La façade Est paraît avoir été privilégiée, car c’est à gauche de l’escalier de celle-ci que semblent commencer les histoires contées par les bas-reliefs qui doivent par conséquent être lus en tournant autour du stupa central en tenant ce dernier à main droite, dans le sens des aiguilles d’une montre.










Les 3 terrasses rondes et les 72 stupas ajourés

Une fois franchi l’un des 4 derniers porches des escaliers, tout le système architectural change. On sort d’un univers clos, historié, pour déboucher brusquement à l’air libre dans un espace géométrique dépourvu de toute ornementation. Au centre de la dernière plate-forme carrée, qui constitue le sommet de la pyramide, s’élèvent en gradins successifs 3 terrasses presque circulaires. Les 2 premières se présentent comme des ellipses constituant une transition entre la forme carrée de la plate-forme et le cercle presque parfait de la 3e terrasse.

Ces 3 terrasses circulaires supportent sur leur extrême bord 72 stupa en cloche, aux nombres respectifs de 32, 24 et 16, alignés de manière concentrique. Ces stupa sont creux et leurs parois ajourées, laissant apercevoir à l’intérieur de chacun d’eux une statue du Bouddha. Assis en position du lotus, ces Bouddha font le geste du prêche de la doctrine.

Ces Bouddha sont situés au niveau des cinq plates-formes carrées (Rupadhatu) et sur les plates-formes circulaires (Arupadhatu).


Au niveau Rupadhatu, il y a 432 statues de Bouddha dans des niches sur l’extérieur des garde-corps. Elles sont placées en cercle et leur nombre diminue au fur et à mesure que l’on monte dans l’édifice. Au niveau Arupadhatu, on dénombre 72 Bouddha se trouvant dans des stupas perforées.



A la première vue, toutes les statues de Bouddha semblent similaires, mais il y a des différences subtiles au niveau du mudra, la position des mains. Il y a cinq groupes de mudra: nord, est, sud, ouest et zénith ou centre, qui représentent les cinq points cardinaux du mahayana. Les quatre premiers garde-corps ont les quatre premières mudra cités correspondant à leur orientation sur le site.

Les statues dans les stupas, dans les plates-formes supérieures ont, elles, le mudra du zénith ou du centre.
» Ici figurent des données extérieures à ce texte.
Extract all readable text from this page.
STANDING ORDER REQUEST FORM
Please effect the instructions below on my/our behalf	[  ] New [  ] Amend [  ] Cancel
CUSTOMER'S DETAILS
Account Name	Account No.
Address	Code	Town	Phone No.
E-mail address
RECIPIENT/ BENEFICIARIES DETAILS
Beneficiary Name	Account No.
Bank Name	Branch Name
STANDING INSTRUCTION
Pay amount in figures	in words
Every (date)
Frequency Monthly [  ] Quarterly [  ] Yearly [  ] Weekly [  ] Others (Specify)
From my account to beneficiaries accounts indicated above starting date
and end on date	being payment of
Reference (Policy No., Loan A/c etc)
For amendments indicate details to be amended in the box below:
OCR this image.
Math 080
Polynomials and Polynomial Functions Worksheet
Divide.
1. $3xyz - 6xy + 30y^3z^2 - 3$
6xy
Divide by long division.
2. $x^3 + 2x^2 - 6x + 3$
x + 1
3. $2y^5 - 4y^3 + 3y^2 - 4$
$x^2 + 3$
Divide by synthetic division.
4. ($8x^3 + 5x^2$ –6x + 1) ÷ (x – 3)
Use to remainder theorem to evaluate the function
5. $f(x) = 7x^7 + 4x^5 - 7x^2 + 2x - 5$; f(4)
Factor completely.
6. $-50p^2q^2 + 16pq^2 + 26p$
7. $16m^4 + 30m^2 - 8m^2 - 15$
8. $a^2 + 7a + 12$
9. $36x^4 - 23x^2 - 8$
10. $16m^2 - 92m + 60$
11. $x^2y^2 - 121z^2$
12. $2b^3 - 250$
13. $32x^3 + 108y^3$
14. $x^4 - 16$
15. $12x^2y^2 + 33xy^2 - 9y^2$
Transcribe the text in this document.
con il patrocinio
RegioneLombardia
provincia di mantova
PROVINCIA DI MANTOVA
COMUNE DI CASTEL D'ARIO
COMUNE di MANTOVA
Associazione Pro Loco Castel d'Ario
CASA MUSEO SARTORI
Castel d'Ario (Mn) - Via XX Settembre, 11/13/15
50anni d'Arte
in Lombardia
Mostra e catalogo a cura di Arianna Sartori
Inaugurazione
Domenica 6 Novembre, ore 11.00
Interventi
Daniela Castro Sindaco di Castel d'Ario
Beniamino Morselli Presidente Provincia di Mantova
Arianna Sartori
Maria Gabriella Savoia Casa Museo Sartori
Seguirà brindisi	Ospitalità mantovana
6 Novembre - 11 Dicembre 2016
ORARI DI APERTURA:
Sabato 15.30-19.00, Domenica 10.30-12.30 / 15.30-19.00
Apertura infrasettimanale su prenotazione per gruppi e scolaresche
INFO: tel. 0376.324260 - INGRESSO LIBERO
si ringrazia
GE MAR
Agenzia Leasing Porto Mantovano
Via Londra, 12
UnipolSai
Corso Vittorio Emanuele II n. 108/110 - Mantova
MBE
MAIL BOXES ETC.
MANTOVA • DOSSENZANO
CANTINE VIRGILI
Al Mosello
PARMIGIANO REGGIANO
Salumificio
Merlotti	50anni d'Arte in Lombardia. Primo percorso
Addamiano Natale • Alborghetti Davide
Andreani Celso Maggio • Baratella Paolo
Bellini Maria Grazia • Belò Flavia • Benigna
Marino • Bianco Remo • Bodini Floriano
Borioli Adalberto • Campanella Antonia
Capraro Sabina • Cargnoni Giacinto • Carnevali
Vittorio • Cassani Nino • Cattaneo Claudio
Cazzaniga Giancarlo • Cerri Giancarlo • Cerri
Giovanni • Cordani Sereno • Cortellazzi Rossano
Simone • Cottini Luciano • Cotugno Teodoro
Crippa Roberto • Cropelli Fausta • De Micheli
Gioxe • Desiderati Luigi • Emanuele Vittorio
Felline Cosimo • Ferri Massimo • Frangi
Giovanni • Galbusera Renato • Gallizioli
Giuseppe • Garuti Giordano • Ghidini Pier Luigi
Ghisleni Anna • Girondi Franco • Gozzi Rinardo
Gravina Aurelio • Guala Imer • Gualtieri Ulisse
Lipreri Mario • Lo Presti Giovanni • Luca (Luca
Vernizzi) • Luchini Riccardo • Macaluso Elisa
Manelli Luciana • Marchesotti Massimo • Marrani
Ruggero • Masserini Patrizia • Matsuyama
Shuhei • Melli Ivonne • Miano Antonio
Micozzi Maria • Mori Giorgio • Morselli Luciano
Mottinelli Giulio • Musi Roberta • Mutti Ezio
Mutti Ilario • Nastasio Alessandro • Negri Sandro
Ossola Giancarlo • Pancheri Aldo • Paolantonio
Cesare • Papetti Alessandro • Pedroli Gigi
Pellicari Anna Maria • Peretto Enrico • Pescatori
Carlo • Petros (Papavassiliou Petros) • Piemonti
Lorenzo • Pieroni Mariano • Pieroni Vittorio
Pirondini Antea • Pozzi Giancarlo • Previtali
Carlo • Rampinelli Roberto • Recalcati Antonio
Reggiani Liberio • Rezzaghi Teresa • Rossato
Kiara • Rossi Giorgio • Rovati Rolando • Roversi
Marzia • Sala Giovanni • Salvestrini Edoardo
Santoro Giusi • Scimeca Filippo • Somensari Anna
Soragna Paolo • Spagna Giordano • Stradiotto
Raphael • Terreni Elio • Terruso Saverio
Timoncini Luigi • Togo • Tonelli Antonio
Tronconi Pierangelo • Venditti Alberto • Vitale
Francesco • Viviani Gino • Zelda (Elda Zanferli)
Chaque mudrâ représente l’un des cinq dhyani bouddhas, chacun ayant sa symbolique propre. 

Au nord, Amoghasiddha, fait le mudra Abhaya ou le geste de « l’absence de crainte » ; Au sud, Ratnasambhava, le mudra Vara ou le geste du « don de soi » ; A l’ouest, Amitabha, le mudra Dhyana ou le geste de la « méditation » ; à l’est, Akshabya, le mudra Bhumisparsha ou le geste de « la prise de la terre à témoin » et au centre ou au zénith, Vairochana, le mudra Dharmachakra ou le geste de mise en marche de « la roue de la Loi ».





L’ultime stupa

Dominant l’ensemble du monument, le stupa central dresse vers le ciel sa masse imposante. Il est l’achèvement du Borobudur, le point ultime vers lequel tout converge.
Situé au centre géométrique de celui-ci sur la dernière des 3 terrasses circulaires du sommet, il mesure environ 11 m de diamètre pour une base de 14 m, et une hauteur, sans sa flèche, une base, de près de 10 m. 

Le corps même du stupa est constitué par un cylindre que limite vers le haut un bandeau en relief large. La frise qui ceinture le pourtour du corps du stupa est décorée de rinceaux sculptés en bas-relief, et une étroite guirlande court tout au long de sa partie inférieure : ce sont les seuls décors du stupa.

L’ultime stupa est vide, il n’y a rien. Une légende dit qu’il contenait la statue d’une Bouddha inachevé car, à ce stade, le Bouddha a toutes les formes et n’a plus de forme.